The fact that younger voters adore Sanders, while older voters have flocked to mid-40s ex-candidates like Cruz and Marco Rubio, has also generated fascinating news and op-ed headlines. “Don’t Trust Anyone Over 30, Except Bernie Sanders,” quipped a March 15 New York Times headline.
This leads us at last to answer the question of whether a leader’s age results in better political management, the short answer is, “Not really.” Not unless, say, a difference of eighteen months is considered much of a difference at all.
A combination of consensus by scholars of U.S. presidents and simple math tells us this is not strictly true, at least over a short time span. Given more time, more presidents, and more historical judgments to draw from over time, it will be interesting to discover what mathematics’ Law of Large Numbers—which dictates that more data gives us more reliable information regarding probabilities—has to say. Until then, we can distill the relative ranking of the top five, or so, best and worst U.S. Presidents, along with the age they assumed office (whether by vote or chance, i.e., assassination of their predecessor) to find that age barely budges the needle either way when considering quality leadership, decision-making, or policy.

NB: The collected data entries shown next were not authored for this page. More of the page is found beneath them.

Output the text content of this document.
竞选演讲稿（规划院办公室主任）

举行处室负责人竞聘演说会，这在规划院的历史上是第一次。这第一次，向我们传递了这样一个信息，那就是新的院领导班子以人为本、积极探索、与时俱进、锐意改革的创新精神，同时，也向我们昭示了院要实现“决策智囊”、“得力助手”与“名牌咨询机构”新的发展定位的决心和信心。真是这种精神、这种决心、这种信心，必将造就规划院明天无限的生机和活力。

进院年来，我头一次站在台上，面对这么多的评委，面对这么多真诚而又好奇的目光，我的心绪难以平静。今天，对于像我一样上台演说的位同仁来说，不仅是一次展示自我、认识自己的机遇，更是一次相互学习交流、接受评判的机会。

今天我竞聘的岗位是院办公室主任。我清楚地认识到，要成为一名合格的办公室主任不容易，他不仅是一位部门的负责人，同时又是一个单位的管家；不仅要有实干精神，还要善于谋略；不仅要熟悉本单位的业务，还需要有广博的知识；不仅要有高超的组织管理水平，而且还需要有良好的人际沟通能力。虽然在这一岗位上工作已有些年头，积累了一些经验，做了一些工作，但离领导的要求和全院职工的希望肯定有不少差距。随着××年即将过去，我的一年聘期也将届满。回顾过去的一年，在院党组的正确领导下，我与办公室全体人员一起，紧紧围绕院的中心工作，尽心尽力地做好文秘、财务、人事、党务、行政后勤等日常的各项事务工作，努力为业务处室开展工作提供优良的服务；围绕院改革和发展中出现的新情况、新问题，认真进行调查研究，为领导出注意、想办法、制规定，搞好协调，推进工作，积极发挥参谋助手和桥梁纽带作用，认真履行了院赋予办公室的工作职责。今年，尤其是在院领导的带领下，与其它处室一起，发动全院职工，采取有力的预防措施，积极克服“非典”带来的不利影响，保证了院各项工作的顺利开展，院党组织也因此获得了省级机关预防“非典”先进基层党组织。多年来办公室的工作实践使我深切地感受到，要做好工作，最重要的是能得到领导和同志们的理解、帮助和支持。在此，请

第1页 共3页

The average age of seven presidents ranked worst—the curious may find the full list of U.S. Presidents judged best here—includes mostly those who preceded and followed our nation’s civil war: John Tyler (1790-1862), Millard Fillmore (1800-1874), Franklin Pierce (1804-1869), James Buchanan (1791-1868), Andrew Johnson (1808-1875), Ulysses S. Grant (1822-1885), and Warren Harding (1865-1923). Altogether, they tally an average age of fifty-three. William Harrison, 1773-1841, cannot count, as he lived only one month in office. Grant was the youngest “bad” president to assume office, at age forty-six; Buchanan was oldest at age sixty-five. Harding served little more than two years in office, but his death by stroke while president is usually offered as evidence that the stresses of his own incompetence did him in. He made such a poor president, in effect, that the forces of nature knew when to take him out.
The average age of seven presidents ranked best, meanwhile, is fifty-four and a half. The “best” list starts with the usual suspects, Abraham Lincoln (1809-1865) and George Washington (1732-1799) at Nos. 1 and 2, respectively, before working its way down to the more controversial choices: Franklin D. Roosevelt (1882-1945), Theodore Roosevelt (1858-1919), Thomas Jefferson (1743-1826), Harry S. Truman (1884-1972), Dwight D. Eisenhower (1890-1969). Theodore was not just the youngest “best” president at age forty-two, but our youngest president, so far, ever to assume office. Eisenhower clocks in as the oldest “best” president to assume office at age sixty-two.
Age, then, is no respecter of quality in political leadership. Quality political leadership, as well as its disastrous opposite, comes from both the young and the old.
The more urgent defect to look out for, it would seem, is political candidates who do not, or cannot, act their age.
As Shakespeare’s Fool said to King Lear, “If thou wert my fool, nuncle, I’d have thee beaten for being old before thy time. … Thou shouldst not have been old till thou hadst been wise.”